My sirene goes under the water

‘My mermaid goes under the water’  Yes well she’s half fish so she would wouldn’t she. And now if only you would go under the water; I’ve spent a freaking fortune on those swimming lessons.

Finally my favorite category – the bilingual hybrid.
Please meet Tiny. Tiny is P’s Perroque. (half Parrot half Peroquet)

Sometimes, she really amazes me. Just when I’ve given up on the idea that she will act as my interpreter when we visit my lovely Mexican Mother-in-Law, she’ll point out a random object like a crane and say “that’s grua in Español”.

My heart soars!

So like any good parent, I offer her some gateau. “No Maman, I want cake! That’s pastel in Español”.

Two steps forward, one step back. Even sponges reach saturation point. I trust someday these languages will work together.

Tartines et Lait au Chocolat

We recently returned from France, which is one of many reasons my blog has been dormant. During the first breakfast after we arrived, I suddenly realized that this trip to France was going to be about much more than having an opportunity to immerse my girls in French for a place influences so much more than simply language.  For me France switches off certain parts of me or at least triggers some sort of hibernation while other parts turn on. Where I am can definitely affect how I think about things, what I want to do, whether I gain weight when I eat porc fat on white bread and what I crave for breakfast.

My eldest is definitely an oatmeal/cereal girl for breakfast but when we found ourselves the first morning at my aunt’s kitchen table, it seemed simply wrong to feed her such a thing. I mean, we were in FRANCE! Cheerios in Normandy? Sacre Bleu Non! This is the land of seriously good bread. This is where you ignore the warnings of white products and you gorge yourself on an endless supply of baguettes morning, noon and night!

I told her she would be having ‘tartines et de la confiture aux groseilles’. She liked the word ‘groseilles’ so that went down well.Groseilles is one of those words that remind me how my vocabulary is seasonal and that I typically know the names of plants and fruits in French and everything else in English. Sometimes I know the words in both languages without knowing they are the same thing. So for the last 20 odd years I’ve thought that I liked ‘groseilles’ but not currants when in fact they are the same thing!

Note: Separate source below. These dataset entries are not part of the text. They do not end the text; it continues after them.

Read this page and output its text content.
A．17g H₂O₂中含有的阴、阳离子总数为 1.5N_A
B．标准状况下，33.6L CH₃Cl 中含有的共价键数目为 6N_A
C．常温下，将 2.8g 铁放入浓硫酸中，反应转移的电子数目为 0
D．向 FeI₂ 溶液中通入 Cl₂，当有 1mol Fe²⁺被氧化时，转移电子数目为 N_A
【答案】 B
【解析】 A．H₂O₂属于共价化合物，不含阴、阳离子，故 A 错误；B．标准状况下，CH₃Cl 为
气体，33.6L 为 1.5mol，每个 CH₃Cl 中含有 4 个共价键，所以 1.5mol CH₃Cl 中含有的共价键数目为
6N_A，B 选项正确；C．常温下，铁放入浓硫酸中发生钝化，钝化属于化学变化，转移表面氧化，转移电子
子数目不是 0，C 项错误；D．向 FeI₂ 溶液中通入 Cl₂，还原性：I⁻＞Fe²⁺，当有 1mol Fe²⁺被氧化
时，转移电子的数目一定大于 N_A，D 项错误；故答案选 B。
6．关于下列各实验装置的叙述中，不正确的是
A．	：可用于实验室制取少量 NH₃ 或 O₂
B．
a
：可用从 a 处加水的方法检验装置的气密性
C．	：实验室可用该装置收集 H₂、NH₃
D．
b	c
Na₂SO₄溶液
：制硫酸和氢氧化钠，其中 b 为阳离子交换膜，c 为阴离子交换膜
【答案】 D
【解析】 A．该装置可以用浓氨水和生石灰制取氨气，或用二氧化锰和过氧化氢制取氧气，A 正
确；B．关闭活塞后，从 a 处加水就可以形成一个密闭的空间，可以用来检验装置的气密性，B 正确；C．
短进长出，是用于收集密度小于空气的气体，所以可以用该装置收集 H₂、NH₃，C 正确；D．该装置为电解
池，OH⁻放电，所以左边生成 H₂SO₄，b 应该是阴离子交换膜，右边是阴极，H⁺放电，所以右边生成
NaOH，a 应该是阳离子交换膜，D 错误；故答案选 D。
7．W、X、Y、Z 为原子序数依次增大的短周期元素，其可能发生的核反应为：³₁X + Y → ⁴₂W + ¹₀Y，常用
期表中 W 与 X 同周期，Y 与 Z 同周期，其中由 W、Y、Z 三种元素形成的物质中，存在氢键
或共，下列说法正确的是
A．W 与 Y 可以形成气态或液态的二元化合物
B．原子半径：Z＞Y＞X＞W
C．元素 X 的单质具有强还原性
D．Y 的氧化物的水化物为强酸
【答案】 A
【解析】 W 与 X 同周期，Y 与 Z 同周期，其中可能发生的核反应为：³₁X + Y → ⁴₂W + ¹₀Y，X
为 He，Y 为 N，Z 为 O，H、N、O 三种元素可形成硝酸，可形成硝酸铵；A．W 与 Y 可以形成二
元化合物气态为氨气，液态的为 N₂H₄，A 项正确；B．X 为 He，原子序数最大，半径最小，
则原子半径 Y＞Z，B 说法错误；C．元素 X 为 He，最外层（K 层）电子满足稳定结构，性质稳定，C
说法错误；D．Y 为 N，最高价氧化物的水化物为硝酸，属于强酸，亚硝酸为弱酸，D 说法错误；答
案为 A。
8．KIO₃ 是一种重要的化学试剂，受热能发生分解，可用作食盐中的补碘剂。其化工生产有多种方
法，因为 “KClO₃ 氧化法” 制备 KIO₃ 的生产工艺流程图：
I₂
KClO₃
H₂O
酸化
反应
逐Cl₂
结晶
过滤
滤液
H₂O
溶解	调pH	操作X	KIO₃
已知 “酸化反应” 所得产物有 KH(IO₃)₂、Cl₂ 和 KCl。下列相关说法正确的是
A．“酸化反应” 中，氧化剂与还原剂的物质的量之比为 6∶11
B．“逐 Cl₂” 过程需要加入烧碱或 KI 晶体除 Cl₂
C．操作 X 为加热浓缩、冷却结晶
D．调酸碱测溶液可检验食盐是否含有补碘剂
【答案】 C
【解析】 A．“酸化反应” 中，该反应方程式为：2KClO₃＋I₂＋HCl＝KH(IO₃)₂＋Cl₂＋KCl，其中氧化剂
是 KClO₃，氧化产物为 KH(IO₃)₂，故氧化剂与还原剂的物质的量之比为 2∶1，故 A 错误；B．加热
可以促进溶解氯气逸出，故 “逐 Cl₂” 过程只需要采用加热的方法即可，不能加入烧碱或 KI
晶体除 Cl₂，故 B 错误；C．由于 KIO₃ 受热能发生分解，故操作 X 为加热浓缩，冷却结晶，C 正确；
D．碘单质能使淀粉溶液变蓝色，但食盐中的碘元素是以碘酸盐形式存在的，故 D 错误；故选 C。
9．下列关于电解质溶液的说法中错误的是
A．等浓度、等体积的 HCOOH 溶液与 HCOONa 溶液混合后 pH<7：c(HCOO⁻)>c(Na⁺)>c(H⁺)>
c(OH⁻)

I was also determined for her to have a bol de chocolat for no reason other than I used to have it as a little girl during my summers in France. (A total milkaholic kid, the chocolate was the only way I would tolerate U.H.T milk). Drinking your coffee or hot chocolat out of a bowl is as far as I know extremely French.

Seeing her sit there holding the two little handles with a serious chocolate Dali-esque moustache, it dawned on me that I didn’t just want her to speak French, I wanted her to identify with what I perceive as some of the quintessential French experiences I grew up with during my long summers at my Grandmother’s.

I couldn’t wait for her to experience her first real ‘pain au chocolat’ straight from the ‘boulangerie’ whose incredible selections of fresh-baked patisseries always seemed magical. So much of French culture revolves around food and in my case, having grown up in an urban center, France was also my grounding in all things nature related especially the connection between land and plate. It was also such a nice change to be able to walk through the gardens and countryside and not need my pocket dictionary but just have the names of flowers and fruits to hand, to recognize the wild blackberry bushes, and have her pick her own strawberries from the ground, still warm from the sun – never at a loss for words.